With ten pages left to go on editing SOS United States, I’ve started to ponder the next steps in this project. First, I’ll start to research agents and publishers in the political thriller field for their submission/review process. Just like the world of film, each company has a different process—one that must be followed. I’ll also start to look for an editor for that necessary work. Although, if the manuscript is picked up by an agent/publisher, they would have their own editors to bring to the manuscript. Another step will be to review self-publishing companies. While this method was a bit taboo years ago, like the film industry, it’s been standardized to make it a worthwhile commercial option.
Regardless of how the book winds up in the market, it’s a project completed. There is a certain satisfaction in bringing an idea to life. Whether you are committing it to paper or screen, knowing that it will eventually be shared with an audience is a thrill like no other. I remember so many years ago, when my first book Frozen Assets arrived in my office. Opening the box from the printer and seeing months and years of work bound into hardcover was something I’ll always be immensely proud of.

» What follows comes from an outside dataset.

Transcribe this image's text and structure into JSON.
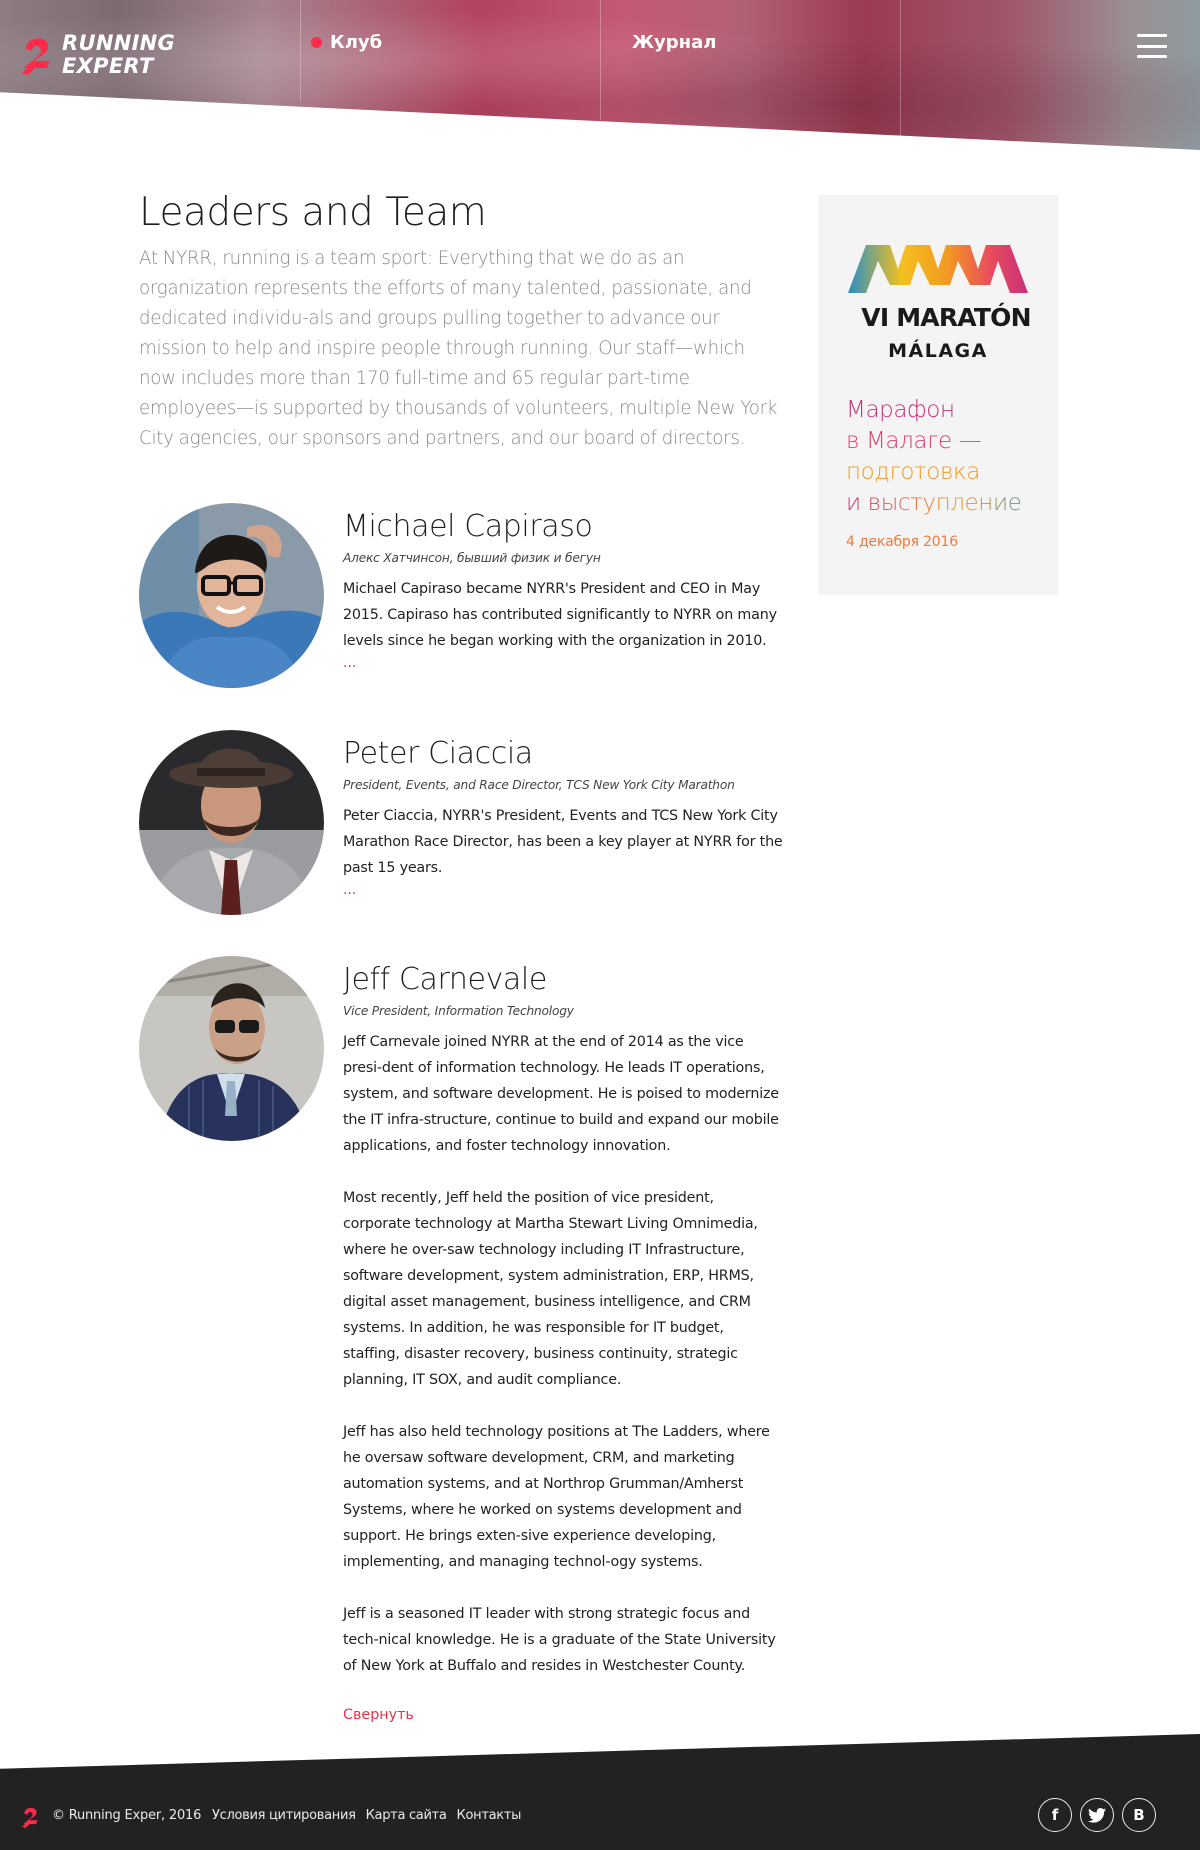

Works like this don’t happen overnight. So many want to be an accomplished screenwriter or author. What they must understand is that it’s hard work. Work done the old-fashioned way. Research, outlines, writing, rewriting, etc. etc. I’m not a slow or fast writer, I’m more methodical – midrange if you will. I like to move along, but I’m also thinking of the story, the characters, and various arcs. For SOS United States, I found that while the end of the book is basically the same as the screenplay, there are differences that I think give the story more heft, or as I like to say gravitas.
That is what makes a writer a writer. We think of an idea, and we execute. We labor over writers’ block to come up with a way of presenting a story that’s new and fresh. One that we hope will entice the reader to turn a page or to sit through the next minute of a movie. When we consider the centuries of creative writing and the great works that have been created that continue to entertain audiences to this day, I think we all shudder at the thought that something may terminate those efforts of genius—I speak about artificial intelligence.
Unless you are living under a rock or perhaps the planet, artificial intelligence, better known as AI, has now permeated nearly every industry. The threat to creative writing is the AI may soon replace humans. I have no interest in a book, screenplay or other creative work that has been written by a computer program. Yes, AI is wonderful for customer service, research and the like, but even that takes away from the originality of the human process. By another example, we know AI is actively working in the legal profession, but the mind of a skilled lawyer who has a feel for the law that shapes our society, is something that should never be relegated to AI—less, AI begins to regulate us.
I don’t believe in living in the past. We know that developments in AI and a host of new technologies make our world a better place. But that being said, we must be sure that technology doesn’t replace the gifted thought, creativity and compassion that makes up the human being. For while we created this new technology, let’s not have it recreate us.
“Machine intelligence is the last invention that humanity will ever need to make.” – Nick Bostrom
In the entertainment industry there are the readers. Those individuals who are assigned to read screenplays. Whether you are at a studio, agency, network, production company or film festival, there are the readers. They are on the front lines of evaluating your script. I was a reader for a film festival a few years ago. From reading screenplays that you can see on the silver screen with an Academy Award nomination to those that would be best served as fodder for a litter box, the net of the result is that a human being read it.
I have long been used to subjective industries. From sports to entertainment, a human being decides your fate. They decide if your performance or project is worthy of an award or the circular file. But the last thing this industry needs is a computer program to evaluate the quality of your screenplay.
This past week in The Hollywood Reporter came this article This New Artificial Intelligence Script-Reading Program Could Find Your Next Oscar Role. It was bad enough when I read a few years ago about some new program being developed that could write a screenplay and now reading about one that decides the fate of a screenplay by a computer? Both can immediately fade to black with no acts.
The absolute bottom line to the entire entertainment industry is the writer. Without writers nobody has a job. A writer comes up with an idea, researches that idea and then writes a story. A good reader sees the nuances between the lines of action and dialogue to properly evaluate a script. If after all the human checks and balances it pasts muster, it is then the responsibility of the director to breathe life into those pages to present a project that can be sold into the market. No computer program can do that.
There’s no question that tens of thousands of scripts are written on any given year and tracking them is a daunting task. We know the process of moving a project from script to screen is a herculean one. But if you start to marginalize the writer through the process of a computer program you are doing this industry a disservice because there is then no motivation to create. Last I checked computers don’t fill the seats of a theatre human beings do.
One of the biggest complaints that producers have is finding quality writers and, in particular, showrunners for TV shows. This is not an industry that works off a stopwatch. It is an industry that continuously yearns for that next creative idea to be championed into production. No computer program can do that.
I know that somewhere today on this “Pale Blue Dot” someone has thought of an idea that will eventually wind up in our theaters or as a TV series, because when all is said and done nobody will be presenting a Best Writing award to a Hal 9000.